Namun, untuk pengibaran pada tanggal 17 Agustus 1969 di Istana Merdeka, sebelumnya telah dibuat sebuah duplikat bendera pusaka lain dengan bahan yang tersedia, yakni dari kain bendera (wool) yang berwarna merah dan putih kekuningkuningan. Karena lebar kainnya hanya 50 cm, setiap bagian merah dan putih bendera itu terdiri dari masing-masing tiga potongan kain memanjang. Seluruh potongan itu disatukan dengan mesin jahit dan pada salah satu bagian pinggimya dipasangi sepotong tali tambat. Pemasangannya di tali tiang tidak satu persatu (seperti pada duplikat bendera pusaka hasil karya Balai Penelitian Tekstil), tapi cukup diikatkan pada kedua ujung tali tambatnya. Ketidaksamaan bentuk tali pengikat antara duplikat bendera pusaka di Istana Merdeka dengan duplikat bendera pusaka yang dibagikan ke daerah, seringkali menimbulkan masalah. Dalam pengibaran bendera pusaka di daerah, terjadi ketidakpraktisan saat mengikat tali tambat yang jumlahnya banyak. Hal itu sering membuat waktu yang dibutuhkan untuk mengikat menjadi sangat lama, belum lagi kemungkinan terjadi kesalahan sehingga bendera berbelit sewaktu dibentang sebelum dinaikkan.

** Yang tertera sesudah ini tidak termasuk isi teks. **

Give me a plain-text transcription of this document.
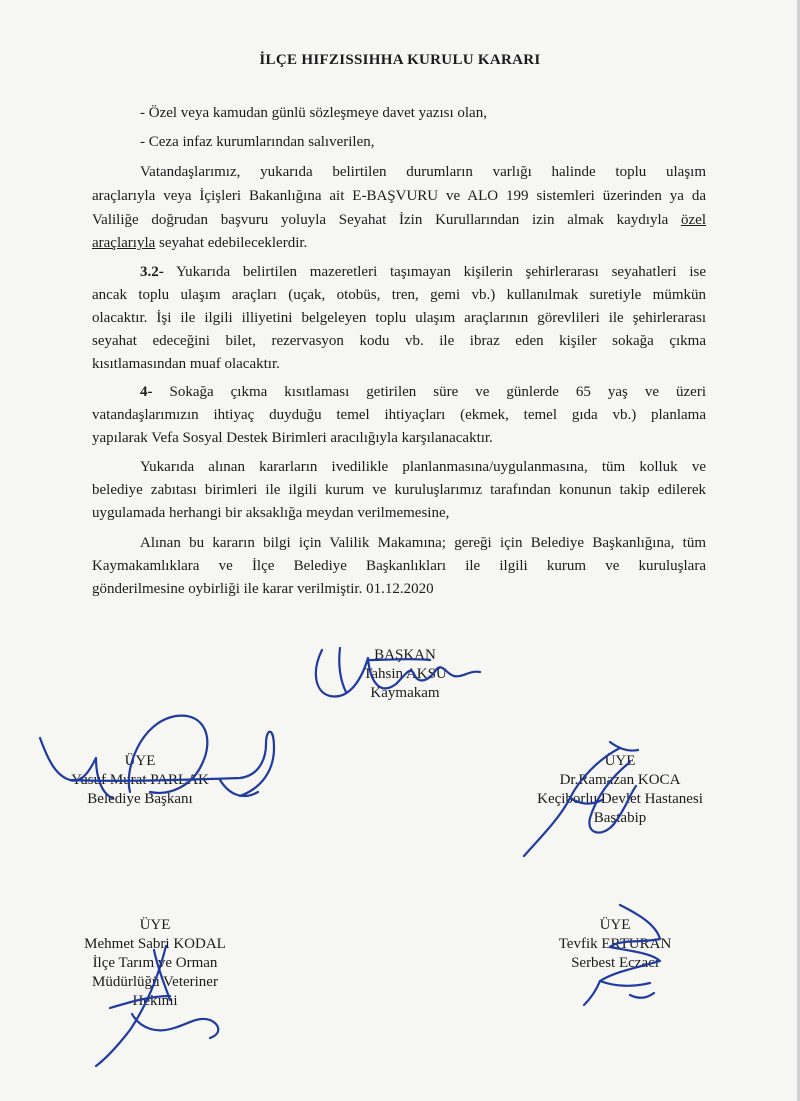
İLÇE HIFZISSIHHA KURULU KARARI
- Özel veya kamudan günlü sözleşmeye davet yazısı olan,
- Ceza infaz kurumlarından salıverilen,
Vatandaşlarımız, yukarıda belirtilen durumların varlığı halinde toplu ulaşım
araçlarıyla veya İçişleri Bakanlığına ait E-BAŞVURU ve ALO 199 sistemleri üzerinden ya da
Valiliğe doğrudan başvuru yoluyla Seyahat İzin Kurullarından izin almak kaydıyla özel
araçlarıyla seyahat edebileceklerdir.
3.2- Yukarıda belirtilen mazeretleri taşımayan kişilerin şehirlerarası seyahatleri ise
ancak toplu ulaşım araçları (uçak, otobüs, tren, gemi vb.) kullanılmak suretiyle mümkün
olacaktır. İşi ile ilgili illiyetini belgeleyen toplu ulaşım araçlarının görevlileri ile şehirlerarası
seyahat edeceğini bilet, rezervasyon kodu vb. ile ibraz eden kişiler sokağa çıkma
kısıtlamasından muaf olacaktır.
4- Sokağa çıkma kısıtlaması getirilen süre ve günlerde 65 yaş ve üzeri
vatandaşlarımızın ihtiyaç duyduğu temel ihtiyaçları (ekmek, temel gıda vb.) planlama
yapılarak Vefa Sosyal Destek Birimleri aracılığıyla karşılanacaktır.
Yukarıda alınan kararların ivedilikle planlanmasına/uygulanmasına, tüm kolluk ve
belediye zabıtası birimleri ile ilgili kurum ve kuruluşlarımız tarafından konunun takip edilerek
uygulamada herhangi bir aksaklığa meydan verilmemesine,
Alınan bu kararın bilgi için Valilik Makamına; gereği için Belediye Başkanlığına, tüm
Kaymakamlıklara ve İlçe Belediye Başkanlıkları ile ilgili kurum ve kuruluşlara
gönderilmesine oybirliği ile karar verilmiştir. 01.12.2020
BAŞKAN
Tahsin AKSU
Kaymakam
ÜYE
Yusuf Murat PARLAK
Belediye Başkanı
ÜYE
Dr.Ramazan KOCA
Keçiborlu Devlet Hastanesi
Baştabip
ÜYE
Mehmet Sabri KODAL
İlçe Tarım ve Orman
Müdürlüğü Veteriner
Hekimi
ÜYE
Tevfik ERTURAN
Serbest Eczacı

Pada tahun 1984, setelah dikibarkan di Istana Merdeka setiap tanggal 17 Agustus selama 15 kali, bendera duplikat yang terbuat dari kain wool itu pun terlihat terlihat mulai renta. Mutahar yang menonton upacara pengibaran bendera oleh Paskibraka melalui pesawat televisi, tiba-tiba dikejutkan dengan celetukan ’cucunya’. ”Eyang, kok benderanya sudah tua, apa nggak robek kalau ditiup angin,” kata sang cucu. ”Masya Allah. Aku baru sadar kalau ternyata bendera duplikat itu usianya sudah 15 tahun. Maka, siang itu juga aku mengetik surat yang kutujukan pada Pak Harto. Isinya mengingatkan beliau bahwa bendera duplikat yang dikibarkan di Istana sudah harus ’pensiun’ dan apa mungkin bila dibuatkan duplikat yang baru,” papar Mutahar. Ternyata, Pak Harto membaca surat itu dan memenuhi permintaan Mutahar.

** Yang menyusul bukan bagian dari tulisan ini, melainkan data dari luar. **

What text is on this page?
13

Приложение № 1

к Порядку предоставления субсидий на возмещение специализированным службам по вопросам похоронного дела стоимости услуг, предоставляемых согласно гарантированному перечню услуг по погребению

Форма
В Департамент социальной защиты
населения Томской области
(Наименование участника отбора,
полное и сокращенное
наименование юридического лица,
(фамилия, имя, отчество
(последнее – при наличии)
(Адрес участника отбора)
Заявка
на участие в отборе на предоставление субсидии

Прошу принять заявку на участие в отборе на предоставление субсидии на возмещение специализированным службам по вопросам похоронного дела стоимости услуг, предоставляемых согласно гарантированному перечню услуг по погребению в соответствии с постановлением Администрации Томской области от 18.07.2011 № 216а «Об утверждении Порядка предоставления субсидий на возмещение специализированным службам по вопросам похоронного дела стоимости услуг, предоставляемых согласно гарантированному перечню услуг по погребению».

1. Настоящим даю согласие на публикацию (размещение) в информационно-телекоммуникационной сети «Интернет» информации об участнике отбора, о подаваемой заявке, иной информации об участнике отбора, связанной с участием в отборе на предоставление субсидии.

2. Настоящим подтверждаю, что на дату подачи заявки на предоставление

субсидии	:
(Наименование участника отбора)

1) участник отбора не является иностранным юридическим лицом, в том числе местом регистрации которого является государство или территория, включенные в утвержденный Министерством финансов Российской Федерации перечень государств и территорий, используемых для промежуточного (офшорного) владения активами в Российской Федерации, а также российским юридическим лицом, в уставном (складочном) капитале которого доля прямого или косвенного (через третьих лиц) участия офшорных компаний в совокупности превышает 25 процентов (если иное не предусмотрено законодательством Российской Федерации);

”Allah Maha Besar karena suratku diperhatikan oleh Pak Harto,” kenang Mutahar. Maka, pada tahun 1985 bendera duplikat kedua mulai dikibarkan, sementara bendera duplikat pertama yang terbuat dari kain wool kini disimpan dalam museum di Taman Mini Indonesia Indah (TMII).

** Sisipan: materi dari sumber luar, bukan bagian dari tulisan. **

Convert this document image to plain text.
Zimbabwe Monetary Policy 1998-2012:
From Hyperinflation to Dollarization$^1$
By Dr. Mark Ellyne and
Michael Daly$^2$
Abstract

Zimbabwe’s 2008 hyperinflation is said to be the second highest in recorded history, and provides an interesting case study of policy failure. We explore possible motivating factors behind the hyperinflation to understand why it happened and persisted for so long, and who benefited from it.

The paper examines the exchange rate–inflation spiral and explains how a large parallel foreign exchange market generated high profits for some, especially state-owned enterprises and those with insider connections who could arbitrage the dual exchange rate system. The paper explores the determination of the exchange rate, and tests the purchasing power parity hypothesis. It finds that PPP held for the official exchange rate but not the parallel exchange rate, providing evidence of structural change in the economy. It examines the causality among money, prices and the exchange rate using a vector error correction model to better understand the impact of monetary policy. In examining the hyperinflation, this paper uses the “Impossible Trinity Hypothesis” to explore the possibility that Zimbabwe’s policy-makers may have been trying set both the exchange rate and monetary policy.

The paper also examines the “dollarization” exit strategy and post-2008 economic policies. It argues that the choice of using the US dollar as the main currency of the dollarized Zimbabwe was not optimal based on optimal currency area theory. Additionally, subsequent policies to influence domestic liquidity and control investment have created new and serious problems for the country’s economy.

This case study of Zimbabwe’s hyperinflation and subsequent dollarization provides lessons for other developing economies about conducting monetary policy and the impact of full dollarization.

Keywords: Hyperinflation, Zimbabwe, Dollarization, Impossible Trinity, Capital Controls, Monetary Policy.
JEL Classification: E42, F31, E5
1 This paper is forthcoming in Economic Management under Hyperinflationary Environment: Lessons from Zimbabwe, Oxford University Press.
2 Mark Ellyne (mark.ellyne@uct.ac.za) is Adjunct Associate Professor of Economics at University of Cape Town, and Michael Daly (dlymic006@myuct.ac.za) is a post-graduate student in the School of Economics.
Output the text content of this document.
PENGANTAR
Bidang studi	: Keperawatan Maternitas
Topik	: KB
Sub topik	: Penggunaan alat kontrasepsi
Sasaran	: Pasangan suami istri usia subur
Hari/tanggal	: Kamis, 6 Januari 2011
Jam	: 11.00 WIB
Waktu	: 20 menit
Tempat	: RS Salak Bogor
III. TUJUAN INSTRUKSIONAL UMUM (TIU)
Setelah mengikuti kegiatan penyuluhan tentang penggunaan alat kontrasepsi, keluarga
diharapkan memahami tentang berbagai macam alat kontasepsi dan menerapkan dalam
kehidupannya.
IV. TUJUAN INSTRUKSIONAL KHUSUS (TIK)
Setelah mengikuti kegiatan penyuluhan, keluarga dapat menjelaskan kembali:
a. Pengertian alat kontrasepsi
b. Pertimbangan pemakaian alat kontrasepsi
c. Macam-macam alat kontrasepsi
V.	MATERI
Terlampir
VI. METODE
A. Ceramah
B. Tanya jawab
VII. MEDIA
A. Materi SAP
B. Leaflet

Bendera duplikat kedua untuk seterusnya menjadi bendera yang dikibarkan setiap 17 Agustus sampai saat ini. Mengingat usianya yang juga sudah ’renta’ yakni 22 tahun, ada baiknya Presiden RI kembali diingatkan untuk memeriksa apakah bendera duplikat kedua itu masih layak untuk dikibarkan. Bila tidak, sudah waktunya pula bendera itu diistirahatkan dan ditempatkan di museum mendampingi duplikat pertama. Sementara untuk pengibaran di Istana Merdeka, bisa dibuatkan duplikat yang baru dengan bahan yang lebih baik dan tahan lama.